Коллективную монографию открывает статья “Урал глазами путешественников: мифопоэтика, идеология, этнография”, в которой красноярский историк К.В. Анисимов анализирует древнейшие представления об Урале как о сказочной стране, населенной, по мнению одних, счастливыми “гиперборейцами”, а по мнению других — полулюдьми-получудовищами. Возникшие в античную эпоху мифологические сказания о Рифейских горах с некоторыми вариациями доживают в европейской науке вплоть до петровских преобразований, когда Средний Урал становится зоной интенсивного промышленного освоения.
Надо полагать, что в начале XVIII столетия и в эпоху Ивана Грозного, и еще ранее, люди, проникающие на Урал, жили “не хлебом единым”. Спору нет, словесное искусство, в частности, жития святых, послания, проповеди и т.п. были частью государственной и церковной идеологии, зато абсолютной независимостью обладали произведения устного народного творчества.
Уральская словесность зарождалась с малого: с обозначения сел, деревень, рек, озер и других ландшафтных объектов, возникавших на основе языка первонасельников края. Финно-угорская лексика, подчиненная русской орфоэпике и грамматике, породила множество уральских топонимов: Исеть, Сысерть, Ревда, Тавда, Колва, Бисерть и другие. Со временем появились несложные сюжеты уральской несказочной прозы: о “старых людях”, о Ермаке, о первых Демидовых (В.В. Блажес. Глава: “Роль фольклора и литературы Урала в процессе культурного освоения территории Уральского региона”). И все-таки главное фольклорное богатство — общерусский фольклор, который принесли с собой русские переселенцы и сохраняли столь же бережно, как старообрядцы хранили старые церковные книги.

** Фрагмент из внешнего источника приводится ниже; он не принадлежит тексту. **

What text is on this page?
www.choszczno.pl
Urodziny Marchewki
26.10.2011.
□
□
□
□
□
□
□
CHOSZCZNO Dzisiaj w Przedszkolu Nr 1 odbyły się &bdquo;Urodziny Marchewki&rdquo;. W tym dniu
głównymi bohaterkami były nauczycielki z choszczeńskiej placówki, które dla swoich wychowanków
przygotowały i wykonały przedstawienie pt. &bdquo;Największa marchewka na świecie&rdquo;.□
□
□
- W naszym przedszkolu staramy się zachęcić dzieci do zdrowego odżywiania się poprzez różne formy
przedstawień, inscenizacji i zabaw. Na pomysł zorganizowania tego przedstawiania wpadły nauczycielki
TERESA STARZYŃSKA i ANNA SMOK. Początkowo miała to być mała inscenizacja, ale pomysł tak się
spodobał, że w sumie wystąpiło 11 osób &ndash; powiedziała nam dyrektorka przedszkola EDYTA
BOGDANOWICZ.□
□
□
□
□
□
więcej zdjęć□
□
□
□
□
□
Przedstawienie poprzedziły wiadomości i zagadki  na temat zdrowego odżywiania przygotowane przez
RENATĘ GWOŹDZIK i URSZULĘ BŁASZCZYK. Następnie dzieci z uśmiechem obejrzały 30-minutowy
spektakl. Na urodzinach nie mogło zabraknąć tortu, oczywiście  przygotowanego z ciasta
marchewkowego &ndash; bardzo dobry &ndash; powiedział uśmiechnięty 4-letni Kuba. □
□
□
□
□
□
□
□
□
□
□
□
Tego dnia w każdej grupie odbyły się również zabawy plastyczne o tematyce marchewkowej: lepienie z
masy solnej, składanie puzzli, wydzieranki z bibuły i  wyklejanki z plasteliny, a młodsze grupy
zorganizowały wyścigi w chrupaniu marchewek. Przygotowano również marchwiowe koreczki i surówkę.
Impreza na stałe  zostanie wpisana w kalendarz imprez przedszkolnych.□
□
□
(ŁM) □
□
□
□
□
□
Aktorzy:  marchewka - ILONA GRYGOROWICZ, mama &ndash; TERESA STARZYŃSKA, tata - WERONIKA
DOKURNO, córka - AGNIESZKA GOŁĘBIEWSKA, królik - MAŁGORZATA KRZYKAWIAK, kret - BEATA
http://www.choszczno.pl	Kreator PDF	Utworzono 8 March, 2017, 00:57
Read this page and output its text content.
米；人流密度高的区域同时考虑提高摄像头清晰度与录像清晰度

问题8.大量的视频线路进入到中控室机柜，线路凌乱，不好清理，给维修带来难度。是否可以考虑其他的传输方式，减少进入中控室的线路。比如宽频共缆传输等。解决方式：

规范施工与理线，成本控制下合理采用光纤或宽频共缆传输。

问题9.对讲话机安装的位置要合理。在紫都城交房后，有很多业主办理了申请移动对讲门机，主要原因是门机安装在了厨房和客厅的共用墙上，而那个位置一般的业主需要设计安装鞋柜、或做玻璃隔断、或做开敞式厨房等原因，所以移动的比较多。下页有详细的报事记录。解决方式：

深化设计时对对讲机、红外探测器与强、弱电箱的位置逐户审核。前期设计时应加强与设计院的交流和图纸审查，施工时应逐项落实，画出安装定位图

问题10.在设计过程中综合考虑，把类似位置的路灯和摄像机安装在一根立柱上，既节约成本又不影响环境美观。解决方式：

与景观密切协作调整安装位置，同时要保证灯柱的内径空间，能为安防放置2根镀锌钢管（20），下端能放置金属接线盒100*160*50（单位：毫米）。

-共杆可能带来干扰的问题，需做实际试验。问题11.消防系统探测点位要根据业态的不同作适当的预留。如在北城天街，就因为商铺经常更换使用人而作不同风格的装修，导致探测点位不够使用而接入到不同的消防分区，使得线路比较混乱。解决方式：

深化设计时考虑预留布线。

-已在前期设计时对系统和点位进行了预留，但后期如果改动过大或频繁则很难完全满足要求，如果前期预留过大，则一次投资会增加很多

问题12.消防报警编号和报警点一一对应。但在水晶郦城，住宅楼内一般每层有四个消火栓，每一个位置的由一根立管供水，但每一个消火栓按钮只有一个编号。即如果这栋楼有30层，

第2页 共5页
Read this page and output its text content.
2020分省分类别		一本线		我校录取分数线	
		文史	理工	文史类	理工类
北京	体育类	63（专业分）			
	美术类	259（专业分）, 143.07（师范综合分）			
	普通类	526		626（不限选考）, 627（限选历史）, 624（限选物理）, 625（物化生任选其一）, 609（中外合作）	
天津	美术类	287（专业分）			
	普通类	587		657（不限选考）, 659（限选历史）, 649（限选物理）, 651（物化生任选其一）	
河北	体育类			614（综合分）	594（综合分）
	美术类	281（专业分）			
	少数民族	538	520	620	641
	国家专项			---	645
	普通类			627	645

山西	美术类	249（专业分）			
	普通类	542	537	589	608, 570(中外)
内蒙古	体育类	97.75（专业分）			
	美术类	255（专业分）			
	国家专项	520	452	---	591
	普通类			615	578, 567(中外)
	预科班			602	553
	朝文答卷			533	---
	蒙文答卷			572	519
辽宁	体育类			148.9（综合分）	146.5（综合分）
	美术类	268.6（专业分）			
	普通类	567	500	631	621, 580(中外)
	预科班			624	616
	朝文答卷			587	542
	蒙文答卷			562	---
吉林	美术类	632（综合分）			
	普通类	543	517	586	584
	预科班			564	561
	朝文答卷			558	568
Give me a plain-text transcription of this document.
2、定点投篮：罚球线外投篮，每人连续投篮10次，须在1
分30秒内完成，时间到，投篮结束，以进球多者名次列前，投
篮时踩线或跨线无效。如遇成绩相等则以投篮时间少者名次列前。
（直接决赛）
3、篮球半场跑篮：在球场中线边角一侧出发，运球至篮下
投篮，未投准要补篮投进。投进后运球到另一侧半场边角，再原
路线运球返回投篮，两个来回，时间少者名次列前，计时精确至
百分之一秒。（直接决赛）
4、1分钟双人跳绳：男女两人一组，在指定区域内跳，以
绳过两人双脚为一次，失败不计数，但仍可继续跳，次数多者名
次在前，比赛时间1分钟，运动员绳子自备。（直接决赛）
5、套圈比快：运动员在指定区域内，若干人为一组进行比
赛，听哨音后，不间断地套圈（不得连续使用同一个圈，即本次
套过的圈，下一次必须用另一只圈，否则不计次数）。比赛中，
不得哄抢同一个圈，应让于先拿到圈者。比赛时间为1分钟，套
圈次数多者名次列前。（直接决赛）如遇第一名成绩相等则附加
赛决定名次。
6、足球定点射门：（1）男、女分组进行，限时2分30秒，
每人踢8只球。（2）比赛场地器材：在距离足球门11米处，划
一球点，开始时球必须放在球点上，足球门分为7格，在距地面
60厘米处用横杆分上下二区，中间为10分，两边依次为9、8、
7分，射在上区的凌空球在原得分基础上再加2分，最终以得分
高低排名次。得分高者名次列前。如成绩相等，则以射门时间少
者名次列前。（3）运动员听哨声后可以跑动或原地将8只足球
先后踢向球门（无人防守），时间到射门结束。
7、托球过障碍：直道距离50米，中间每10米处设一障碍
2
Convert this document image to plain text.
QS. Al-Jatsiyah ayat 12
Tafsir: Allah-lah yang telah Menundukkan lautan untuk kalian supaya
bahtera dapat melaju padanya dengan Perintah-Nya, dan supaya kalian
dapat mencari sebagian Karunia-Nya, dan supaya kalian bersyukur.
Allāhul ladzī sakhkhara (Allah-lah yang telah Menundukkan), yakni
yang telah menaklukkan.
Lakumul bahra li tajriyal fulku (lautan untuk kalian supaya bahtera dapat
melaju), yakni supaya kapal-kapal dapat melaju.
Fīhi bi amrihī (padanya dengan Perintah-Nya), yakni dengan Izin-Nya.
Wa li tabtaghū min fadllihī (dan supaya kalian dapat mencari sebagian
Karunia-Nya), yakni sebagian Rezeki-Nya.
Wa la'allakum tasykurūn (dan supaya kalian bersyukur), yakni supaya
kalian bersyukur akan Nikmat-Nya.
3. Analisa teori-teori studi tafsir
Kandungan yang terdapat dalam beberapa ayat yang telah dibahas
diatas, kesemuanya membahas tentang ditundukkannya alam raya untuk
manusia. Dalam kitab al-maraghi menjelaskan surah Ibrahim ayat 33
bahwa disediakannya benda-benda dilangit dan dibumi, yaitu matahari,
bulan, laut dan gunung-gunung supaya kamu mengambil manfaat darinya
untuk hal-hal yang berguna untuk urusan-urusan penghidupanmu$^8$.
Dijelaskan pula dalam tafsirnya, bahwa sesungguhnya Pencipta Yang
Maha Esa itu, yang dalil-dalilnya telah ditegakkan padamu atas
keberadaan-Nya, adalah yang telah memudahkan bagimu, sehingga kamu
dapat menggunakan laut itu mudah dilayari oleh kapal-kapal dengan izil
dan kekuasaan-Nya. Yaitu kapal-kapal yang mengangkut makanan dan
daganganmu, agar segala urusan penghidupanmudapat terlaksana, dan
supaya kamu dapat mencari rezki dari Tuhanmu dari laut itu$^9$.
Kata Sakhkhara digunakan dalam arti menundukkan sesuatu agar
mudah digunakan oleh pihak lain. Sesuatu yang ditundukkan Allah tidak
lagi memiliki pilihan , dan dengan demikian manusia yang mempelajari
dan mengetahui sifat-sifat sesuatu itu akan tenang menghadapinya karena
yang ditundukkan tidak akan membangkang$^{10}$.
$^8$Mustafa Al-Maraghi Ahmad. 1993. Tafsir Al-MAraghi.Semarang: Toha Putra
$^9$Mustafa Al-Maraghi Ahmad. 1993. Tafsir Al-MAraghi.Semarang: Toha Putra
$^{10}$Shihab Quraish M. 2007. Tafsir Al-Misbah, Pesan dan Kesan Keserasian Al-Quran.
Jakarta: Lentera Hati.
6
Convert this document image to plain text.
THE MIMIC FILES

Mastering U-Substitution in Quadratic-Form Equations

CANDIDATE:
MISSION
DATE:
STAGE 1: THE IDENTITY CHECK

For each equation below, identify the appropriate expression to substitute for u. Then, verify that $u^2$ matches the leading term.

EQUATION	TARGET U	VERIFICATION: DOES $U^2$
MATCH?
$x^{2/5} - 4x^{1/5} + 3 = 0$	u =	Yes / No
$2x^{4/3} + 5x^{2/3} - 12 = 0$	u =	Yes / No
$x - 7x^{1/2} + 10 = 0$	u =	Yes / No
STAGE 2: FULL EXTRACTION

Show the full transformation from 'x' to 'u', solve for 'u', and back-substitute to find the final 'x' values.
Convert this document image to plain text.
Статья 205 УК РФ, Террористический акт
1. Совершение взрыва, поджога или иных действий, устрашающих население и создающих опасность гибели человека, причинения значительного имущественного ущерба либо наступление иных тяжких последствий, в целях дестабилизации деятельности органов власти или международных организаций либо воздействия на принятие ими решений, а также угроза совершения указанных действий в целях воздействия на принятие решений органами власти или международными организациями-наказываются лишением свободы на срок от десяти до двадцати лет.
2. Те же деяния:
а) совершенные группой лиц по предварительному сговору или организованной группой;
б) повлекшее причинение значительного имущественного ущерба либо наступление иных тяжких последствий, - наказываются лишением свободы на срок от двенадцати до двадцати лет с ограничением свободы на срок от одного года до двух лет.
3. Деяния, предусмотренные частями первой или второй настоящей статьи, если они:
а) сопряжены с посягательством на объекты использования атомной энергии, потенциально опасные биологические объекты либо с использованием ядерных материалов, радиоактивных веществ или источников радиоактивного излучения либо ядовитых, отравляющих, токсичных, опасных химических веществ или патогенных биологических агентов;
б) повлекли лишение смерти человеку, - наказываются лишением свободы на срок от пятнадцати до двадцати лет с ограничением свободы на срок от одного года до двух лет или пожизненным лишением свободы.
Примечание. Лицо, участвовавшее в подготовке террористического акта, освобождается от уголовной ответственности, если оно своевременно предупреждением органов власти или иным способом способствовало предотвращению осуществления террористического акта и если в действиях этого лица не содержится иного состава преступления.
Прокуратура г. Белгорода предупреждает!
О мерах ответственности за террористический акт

В 40-х годах XVIII столетия в Нижнем Тагиле создается европейски значимый фольклорный сборник “Древние российские стихотворения, собранные Киршей Даниловым”. Как полагают исследователи, Сборник Кирши Данилова появился не без помощи тогдашнего владельца тагильских заводов Акинфия Демидова, высоко ценившего искусство талантливого уральского сказителя. По разысканиям В.В. Блажеса, Кирша Данилов — не только составитель сборника и не “скоморох-потешник, а эпический певец, обладающий обширными историко-культурными познаниями и тяготеющий к эпопейному осмыслению национальной жизни”, который усвоил из устной традиции не только широкий круг сюжетов и технику исполнения, но “весь комплекс традиционных русских воззрений, сущность национального менталитета, вообще весь строй образного народного мышления”.
Однако не стоит думать, что былины, исторические песни, скоморошьи потешки и другие жанры русского фольклора вытесняют все другие явления словесной культуры на Урале в период XVI—XVIII вв. Одновременно существовала разнообразная и не менее востребованная письменная, в основном церковная литература. Достойно внимания исключительное доверие народа к письменному слову. “Письменное слово считалось более действенным, чем устное”. В тайниках, чаще всего “за божницею”, хранились рукописные заговоры, сборники народных афоризмов, апокрифы, духовные стихи “Сон Богородицы”, “О Борисе и Глебе”; старательно оберегались от чужого глаза старопечатные книги и раскольничьи сочинения; в XVII веке возникает Урало-Сибирское летописание: создаются Кунгурская, Строгановская, Есиповская и Ремезовская летописи, в которых излагаются различные интерпретации похода Ермака и фигуры самого атамана. Наконец, уральскими исследователями обнаружены рукописные крестьянские книги и даже рукописные крестьянские библиотеки.
Далеко не все из этого культурного богатства проанализировано в настоящей монографии. Для большинства отсутствующих тем найдется соответствующее место в первом томе академической “Истории литературы Урала”. В настоящей монографии, которая, по замыслу редакторов, носит “пилотный” характер, детально прописаны основные жанры письменной церковной литературы. Некоторые из этих произведений создаются не уральцами, но на уральском материале, другие — уральскими и на Урале. Однако те и другие заслуживают особого к себе отношения.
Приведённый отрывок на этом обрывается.